I have considered the matters relied upon by Miss Tolaney in support of a wider interpretation of “judgment” but am not persuaded by them. Reliance is placed on the definition of a judgment in the Recast Brussels Regulation but I do not consider that PD6B 3.1(10) can be interpreted by reference to that Regulation. The definition in that Regulation is set out in CPR 74.2 but that is an example of “judgment” being given expressly a wider meaning than its ordinary and natural meaning. Reliance was placed on the approach of the court to the construction of the predecessor of PD6B 3.1(10) in Tasarruf at paragraph 53 where the court referred to CPR 74. But that case concerned the question whether the presence of assets within the jurisdiction was a precondition of service out under that head.

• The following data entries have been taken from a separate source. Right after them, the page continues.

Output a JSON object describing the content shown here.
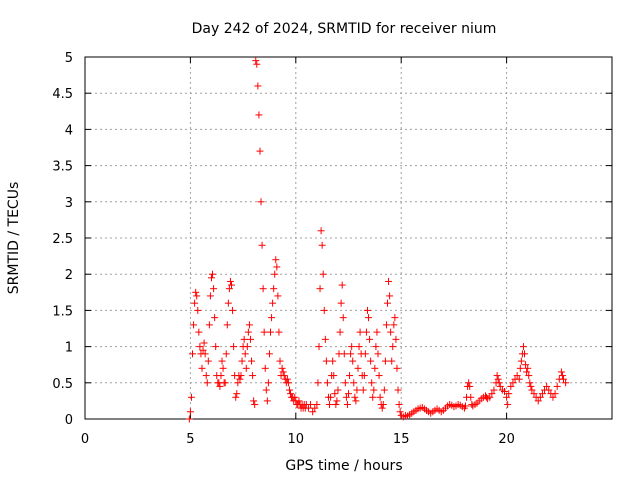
{
  "chart_data": {
    "type": "scatter",
    "title": "Day 242 of 2024, SRMTID for receiver nium",
    "xlabel": "GPS time / hours",
    "ylabel": "SRMTID / TECUs",
    "xlim": [
      0,
      25
    ],
    "ylim": [
      0,
      5
    ],
    "xticks": [
      0,
      5,
      10,
      15,
      20
    ],
    "yticks": [
      0,
      0.5,
      1,
      1.5,
      2,
      2.5,
      3,
      3.5,
      4,
      4.5,
      5
    ],
    "xtick_labels": [
      "0",
      "5",
      "10",
      "15",
      "20"
    ],
    "ytick_labels": [
      "0",
      "0.5",
      "1",
      "1.5",
      "2",
      "2.5",
      "3",
      "3.5",
      "4",
      "4.5",
      "5"
    ],
    "grid": true,
    "marker": "+",
    "color": "#ff0000",
    "series": [
      {
        "name": "SRMTID",
        "points": [
          [
            4.95,
            0.0
          ],
          [
            5.0,
            0.1
          ],
          [
            5.05,
            0.3
          ],
          [
            5.1,
            0.9
          ],
          [
            5.15,
            1.3
          ],
          [
            5.2,
            1.6
          ],
          [
            5.25,
            1.75
          ],
          [
            5.3,
            1.7
          ],
          [
            5.35,
            1.5
          ],
          [
            5.4,
            1.2
          ],
          [
            5.45,
            1.0
          ],
          [
            5.5,
            0.9
          ],
          [
            5.55,
            0.7
          ],
          [
            5.6,
            0.95
          ],
          [
            5.65,
            1.05
          ],
          [
            5.7,
            0.9
          ],
          [
            5.75,
            0.6
          ],
          [
            5.8,
            0.5
          ],
          [
            5.85,
            0.8
          ],
          [
            5.9,
            1.3
          ],
          [
            5.95,
            1.7
          ],
          [
            6.0,
            1.95
          ],
          [
            6.05,
            2.0
          ],
          [
            6.1,
            1.8
          ],
          [
            6.15,
            1.4
          ],
          [
            6.2,
            1.0
          ],
          [
            6.25,
            0.6
          ],
          [
            6.3,
            0.5
          ],
          [
            6.35,
            0.5
          ],
          [
            6.4,
            0.45
          ],
          [
            6.45,
            0.6
          ],
          [
            6.5,
            0.8
          ],
          [
            6.55,
            0.7
          ],
          [
            6.6,
            0.5
          ],
          [
            6.65,
            0.5
          ],
          [
            6.7,
            0.9
          ],
          [
            6.75,
            1.3
          ],
          [
            6.8,
            1.6
          ],
          [
            6.85,
            1.8
          ],
          [
            6.9,
            1.9
          ],
          [
            6.95,
            1.85
          ],
          [
            7.0,
            1.5
          ],
          [
            7.05,
            1.0
          ],
          [
            7.1,
            0.6
          ],
          [
            7.15,
            0.3
          ],
          [
            7.2,
            0.35
          ],
          [
            7.25,
            0.5
          ],
          [
            7.3,
            0.6
          ],
          [
            7.35,
            0.55
          ],
          [
            7.4,
            0.6
          ],
          [
            7.45,
            0.8
          ],
          [
            7.5,
            1.0
          ],
          [
            7.55,
            1.1
          ],
          [
            7.6,
            0.9
          ],
          [
            7.65,
            0.7
          ],
          [
            7.7,
            1.0
          ],
          [
            7.75,
            1.2
          ],
          [
            7.8,
            1.3
          ],
          [
            7.85,
            1.1
          ],
          [
            7.9,
            0.8
          ],
          [
            7.95,
            0.6
          ],
          [
            8.0,
            0.25
          ],
          [
            8.05,
            0.2
          ],
          [
            8.1,
            4.95
          ],
          [
            8.15,
            4.9
          ],
          [
            8.2,
            4.6
          ],
          [
            8.25,
            4.2
          ],
          [
            8.3,
            3.7
          ],
          [
            8.35,
            3.0
          ],
          [
            8.4,
            2.4
          ],
          [
            8.45,
            1.8
          ],
          [
            8.5,
            1.2
          ],
          [
            8.55,
            0.7
          ],
          [
            8.6,
            0.4
          ],
          [
            8.65,
            0.25
          ],
          [
            8.7,
            0.5
          ],
          [
            8.75,
            0.9
          ],
          [
            8.8,
            1.2
          ],
          [
            8.85,
            1.4
          ],
          [
            8.9,
            1.6
          ],
          [
            8.95,
            1.8
          ],
          [
            9.0,
            2.0
          ],
          [
            9.05,
            2.2
          ],
          [
            9.1,
            2.1
          ],
          [
            9.15,
            1.7
          ],
          [
            9.2,
            1.2
          ],
          [
            9.25,
            0.8
          ],
          [
            9.3,
            0.6
          ],
          [
            9.35,
            0.7
          ],
          [
            9.4,
            0.65
          ],
          [
            9.45,
            0.6
          ],
          [
            9.5,
            0.55
          ],
          [
            9.55,
            0.5
          ],
          [
            9.6,
            0.55
          ],
          [
            9.65,
            0.5
          ],
          [
            9.7,
            0.4
          ],
          [
            9.75,
            0.35
          ],
          [
            9.8,
            0.3
          ],
          [
            9.85,
            0.3
          ],
          [
            9.9,
            0.25
          ],
          [
            9.95,
            0.3
          ],
          [
            10.0,
            0.25
          ],
          [
            10.05,
            0.2
          ],
          [
            10.1,
            0.2
          ],
          [
            10.15,
            0.25
          ],
          [
            10.2,
            0.2
          ],
          [
            10.25,
            0.15
          ],
          [
            10.3,
            0.2
          ],
          [
            10.35,
            0.15
          ],
          [
            10.4,
            0.2
          ],
          [
            10.45,
            0.15
          ],
          [
            10.5,
            0.2
          ],
          [
            10.6,
            0.15
          ],
          [
            10.7,
            0.2
          ],
          [
            10.8,
            0.1
          ],
          [
            10.9,
            0.15
          ],
          [
            11.0,
            0.2
          ],
          [
            11.05,
            0.5
          ],
          [
            11.1,
            1.0
          ],
          [
            11.15,
            1.8
          ],
          [
            11.2,
            2.6
          ],
          [
            11.25,
            2.4
          ],
          [
            11.3,
            2.0
          ],
          [
            11.35,
            1.5
          ],
          [
            11.4,
            1.1
          ],
          [
            11.45,
            0.8
          ],
          [
            11.5,
            0.5
          ],
          [
            11.55,
            0.3
          ],
          [
            11.6,
            0.2
          ],
          [
            11.65,
            0.3
          ],
          [
            11.7,
            0.6
          ],
          [
            11.75,
            0.8
          ],
          [
            11.8,
            0.6
          ],
          [
            11.85,
            0.35
          ],
          [
            11.9,
            0.2
          ],
          [
            11.95,
            0.25
          ],
          [
            12.0,
            0.4
          ],
          [
            12.05,
            0.9
          ],
          [
            12.1,
            1.2
          ],
          [
            12.15,
            1.6
          ],
          [
            12.2,
            1.85
          ],
          [
            12.25,
            1.4
          ],
          [
            12.3,
            0.9
          ],
          [
            12.35,
            0.5
          ],
          [
            12.4,
            0.3
          ],
          [
            12.45,
            0.2
          ],
          [
            12.5,
            0.35
          ],
          [
            12.55,
            0.6
          ],
          [
            12.6,
            0.9
          ],
          [
            12.65,
            1.0
          ],
          [
            12.7,
            0.8
          ],
          [
            12.75,
            0.5
          ],
          [
            12.8,
            0.3
          ],
          [
            12.85,
            0.25
          ],
          [
            12.9,
            0.4
          ],
          [
            12.95,
            0.7
          ],
          [
            13.0,
            1.0
          ],
          [
            13.05,
            1.2
          ],
          [
            13.1,
            0.9
          ],
          [
            13.15,
            0.6
          ],
          [
            13.2,
            0.4
          ],
          [
            13.25,
            0.6
          ],
          [
            13.3,
            0.9
          ],
          [
            13.35,
            1.2
          ],
          [
            13.4,
            1.5
          ],
          [
            13.45,
            1.4
          ],
          [
            13.5,
            1.1
          ],
          [
            13.55,
            0.8
          ],
          [
            13.6,
            0.5
          ],
          [
            13.65,
            0.3
          ],
          [
            13.7,
            0.4
          ],
          [
            13.75,
            0.7
          ],
          [
            13.8,
            1.0
          ],
          [
            13.85,
            1.2
          ],
          [
            13.9,
            0.9
          ],
          [
            13.95,
            0.6
          ],
          [
            14.0,
            0.3
          ],
          [
            14.05,
            0.2
          ],
          [
            14.1,
            0.15
          ],
          [
            14.15,
            0.2
          ],
          [
            14.2,
            0.4
          ],
          [
            14.25,
            0.8
          ],
          [
            14.3,
            1.3
          ],
          [
            14.35,
            1.6
          ],
          [
            14.4,
            1.9
          ],
          [
            14.45,
            1.7
          ],
          [
            14.5,
            1.2
          ],
          [
            14.55,
            0.8
          ],
          [
            14.6,
            1.0
          ],
          [
            14.65,
            1.3
          ],
          [
            14.7,
            1.4
          ],
          [
            14.75,
            1.1
          ],
          [
            14.8,
            0.7
          ],
          [
            14.85,
            0.4
          ],
          [
            14.9,
            0.2
          ],
          [
            14.95,
            0.1
          ],
          [
            15.0,
            0.05
          ],
          [
            15.1,
            0.03
          ],
          [
            15.2,
            0.05
          ],
          [
            15.3,
            0.04
          ],
          [
            15.4,
            0.06
          ],
          [
            15.5,
            0.08
          ],
          [
            15.6,
            0.1
          ],
          [
            15.7,
            0.12
          ],
          [
            15.8,
            0.14
          ],
          [
            15.9,
            0.15
          ],
          [
            16.0,
            0.16
          ],
          [
            16.1,
            0.14
          ],
          [
            16.2,
            0.12
          ],
          [
            16.3,
            0.1
          ],
          [
            16.4,
            0.08
          ],
          [
            16.5,
            0.1
          ],
          [
            16.6,
            0.12
          ],
          [
            16.7,
            0.14
          ],
          [
            16.8,
            0.12
          ],
          [
            16.9,
            0.1
          ],
          [
            17.0,
            0.12
          ],
          [
            17.1,
            0.15
          ],
          [
            17.2,
            0.18
          ],
          [
            17.3,
            0.2
          ],
          [
            17.4,
            0.19
          ],
          [
            17.5,
            0.17
          ],
          [
            17.6,
            0.18
          ],
          [
            17.7,
            0.2
          ],
          [
            17.8,
            0.19
          ],
          [
            17.9,
            0.17
          ],
          [
            18.0,
            0.15
          ],
          [
            18.05,
            0.18
          ],
          [
            18.1,
            0.3
          ],
          [
            18.15,
            0.45
          ],
          [
            18.2,
            0.5
          ],
          [
            18.25,
            0.45
          ],
          [
            18.3,
            0.3
          ],
          [
            18.35,
            0.2
          ],
          [
            18.4,
            0.18
          ],
          [
            18.5,
            0.2
          ],
          [
            18.6,
            0.22
          ],
          [
            18.7,
            0.25
          ],
          [
            18.8,
            0.28
          ],
          [
            18.9,
            0.3
          ],
          [
            19.0,
            0.32
          ],
          [
            19.05,
            0.3
          ],
          [
            19.1,
            0.28
          ],
          [
            19.2,
            0.3
          ],
          [
            19.3,
            0.35
          ],
          [
            19.4,
            0.4
          ],
          [
            19.5,
            0.5
          ],
          [
            19.55,
            0.6
          ],
          [
            19.6,
            0.55
          ],
          [
            19.65,
            0.5
          ],
          [
            19.7,
            0.45
          ],
          [
            19.8,
            0.4
          ],
          [
            19.9,
            0.38
          ],
          [
            20.0,
            0.3
          ],
          [
            20.05,
            0.2
          ],
          [
            20.1,
            0.35
          ],
          [
            20.2,
            0.45
          ],
          [
            20.3,
            0.5
          ],
          [
            20.4,
            0.55
          ],
          [
            20.5,
            0.6
          ],
          [
            20.6,
            0.55
          ],
          [
            20.65,
            0.7
          ],
          [
            20.7,
            0.8
          ],
          [
            20.75,
            0.9
          ],
          [
            20.8,
            1.0
          ],
          [
            20.85,
            0.9
          ],
          [
            20.9,
            0.75
          ],
          [
            20.95,
            0.65
          ],
          [
            21.0,
            0.7
          ],
          [
            21.05,
            0.6
          ],
          [
            21.1,
            0.5
          ],
          [
            21.15,
            0.45
          ],
          [
            21.2,
            0.4
          ],
          [
            21.3,
            0.35
          ],
          [
            21.4,
            0.3
          ],
          [
            21.5,
            0.25
          ],
          [
            21.6,
            0.3
          ],
          [
            21.7,
            0.35
          ],
          [
            21.8,
            0.4
          ],
          [
            21.9,
            0.45
          ],
          [
            22.0,
            0.4
          ],
          [
            22.1,
            0.35
          ],
          [
            22.2,
            0.3
          ],
          [
            22.3,
            0.35
          ],
          [
            22.4,
            0.45
          ],
          [
            22.5,
            0.55
          ],
          [
            22.6,
            0.65
          ],
          [
            22.65,
            0.6
          ],
          [
            22.7,
            0.55
          ],
          [
            22.8,
            0.5
          ]
        ]
      }
    ]
  }
}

Lawrence Collins J. observed that there was no such requirement under CPR 74 and that it would be odd if the gateway were to be construed as requiring such a pre-condition. (The Court of Appeal agreed with the approach of the judge; see [2007] 1 WLR 2508 at paragraphs 16 and 17.) I do not consider that Tasarruf suggests that in construing “judgment” in PD6B 3.1(10) one should give it the same express definition which is to be found in CPR 74 but not in PD6B 3.1(10). Reliance was also placed on the circumstance that in Masri [2011] EWHC 409 (Comm) Gloster J. at paragraph 88 referred to the possibility of service of a committal application out of the jurisdiction being permitted by PD6B 3.1(10). However, she said nothing further about that possibility. Finally, it was said that there was a clear public interest in enforcing court orders, which public interest should be reflected in PD6B 3.1(10), otherwise no court orders could be enforced by service out under that gateway. However, I do not consider that that clear public interest is sufficient to distort what I consider to be the meaning which the gateway reasonably bears having regard to its ordinary and natural meaning, the context of the gateway within the CPR where other provisions expressly make clear whether judgment includes order, the legislative purpose underlying the gateway and the juxtaposition of judgment with award.

21.

It follows that I must dismiss the application for permission to serve out of the jurisdiction pursuant to PD6B 3.1(10).

Other matters

22.

There was also before the court an application for an order dispensing with personal service in the event that Mr. Vik did not designate a date, time and location for personal service. This application was therefore based on the premise that the case was a proper one for permission to serve out. (Footnote: 1) Since the application for permission to serve out has failed the application to dispense with service must also fail. (Footnote: 2)

23.

Finally, there was an application to dispense with personal service of an exhibit and of any other documents to be served in connection with the contempt application. Again, this application is premised upon the basis that the case is a proper one for service out and since it is not (at any rate pursuant to PD6B 3.1(10)) there is no need to deal with that application. In any event there was insufficient time to debate that issue on 28 July and it was not debated on the resumed hearing on 9 December.

Conclusion

24.

DB is not restricted to applying for a committal order pursuant to CPR 71.8. DB may also apply for a committal order pursuant to CPR 81. However, the court has no jurisdiction pursuant to PD6B 3.1(10) to grant permission to serve the committal application out of the jurisdiction.